Open hegang1-tal opened 6 months ago

ChrisLiu6 commented 6 months ago

Theoretically, the answer is yes, but we have yet to write the format conversion scripts. Welcome to contribute.

On the other hand, the MetaModel class in LLaMA2-Accessory has implemented most of the functions needed for inference and evaluation, e.g. the generate and the evaluate_examples methods. Suppose you are worried that multiple processes need to be launched for distributed inference with LLaMA2-Accessory whereas your original inference code was designed for the single-process multi-gpu setting, you may also consider the MultiGpuWrapper class that supports such behavior. Overall, it should be easy to modify your original code working with transformers.AutoModelForCausalLM to work with LLaMA2-Accessory.
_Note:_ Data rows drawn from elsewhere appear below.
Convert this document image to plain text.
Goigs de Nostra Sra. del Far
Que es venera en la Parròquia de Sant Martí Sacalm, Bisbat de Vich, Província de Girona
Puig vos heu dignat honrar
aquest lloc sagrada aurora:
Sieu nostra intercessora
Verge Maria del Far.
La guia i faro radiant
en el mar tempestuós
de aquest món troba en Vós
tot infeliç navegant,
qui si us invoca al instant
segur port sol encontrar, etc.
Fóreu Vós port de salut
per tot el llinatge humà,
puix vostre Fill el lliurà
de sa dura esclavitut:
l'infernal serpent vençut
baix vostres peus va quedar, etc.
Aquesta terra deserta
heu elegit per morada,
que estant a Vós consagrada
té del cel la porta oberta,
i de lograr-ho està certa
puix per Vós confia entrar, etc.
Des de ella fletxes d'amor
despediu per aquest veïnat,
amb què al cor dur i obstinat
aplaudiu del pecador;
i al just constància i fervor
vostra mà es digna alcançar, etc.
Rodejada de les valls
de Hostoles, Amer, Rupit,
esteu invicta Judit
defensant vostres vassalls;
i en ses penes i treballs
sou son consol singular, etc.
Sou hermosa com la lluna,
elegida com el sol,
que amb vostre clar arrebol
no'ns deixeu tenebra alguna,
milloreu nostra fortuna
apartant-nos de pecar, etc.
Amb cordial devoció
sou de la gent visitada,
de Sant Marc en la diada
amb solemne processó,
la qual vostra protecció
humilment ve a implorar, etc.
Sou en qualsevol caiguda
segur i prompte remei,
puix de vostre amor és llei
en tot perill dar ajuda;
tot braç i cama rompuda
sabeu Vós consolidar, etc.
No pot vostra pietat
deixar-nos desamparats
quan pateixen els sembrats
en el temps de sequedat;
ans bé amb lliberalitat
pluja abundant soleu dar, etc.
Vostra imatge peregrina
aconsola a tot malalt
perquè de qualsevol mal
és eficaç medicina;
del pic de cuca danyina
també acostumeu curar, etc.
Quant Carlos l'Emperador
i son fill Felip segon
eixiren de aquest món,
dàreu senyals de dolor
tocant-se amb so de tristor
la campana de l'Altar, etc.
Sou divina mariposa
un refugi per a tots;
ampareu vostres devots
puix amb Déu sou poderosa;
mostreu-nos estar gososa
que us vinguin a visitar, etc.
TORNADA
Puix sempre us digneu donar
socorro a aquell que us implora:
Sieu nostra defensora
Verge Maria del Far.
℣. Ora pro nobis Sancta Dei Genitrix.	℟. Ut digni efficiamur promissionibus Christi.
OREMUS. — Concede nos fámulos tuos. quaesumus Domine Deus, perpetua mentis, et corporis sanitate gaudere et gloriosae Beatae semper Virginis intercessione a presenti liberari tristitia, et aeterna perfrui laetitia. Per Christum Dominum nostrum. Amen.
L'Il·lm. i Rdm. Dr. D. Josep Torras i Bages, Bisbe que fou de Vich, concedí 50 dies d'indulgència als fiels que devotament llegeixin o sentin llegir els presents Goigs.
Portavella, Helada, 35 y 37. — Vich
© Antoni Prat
kumagai6 commented 3 months ago

I would like to try creating a conversion script. Are there any points I should be aware of? Will the conversion code for something created with mixtral_sparse be different from something created with mixtral?

ChrisLiu6 commented 3 months ago

I would like to try creating a conversion script. Are there any points I should be aware of? Will the conversion code for something created with mixtral_sparse be different from something created with mixtral?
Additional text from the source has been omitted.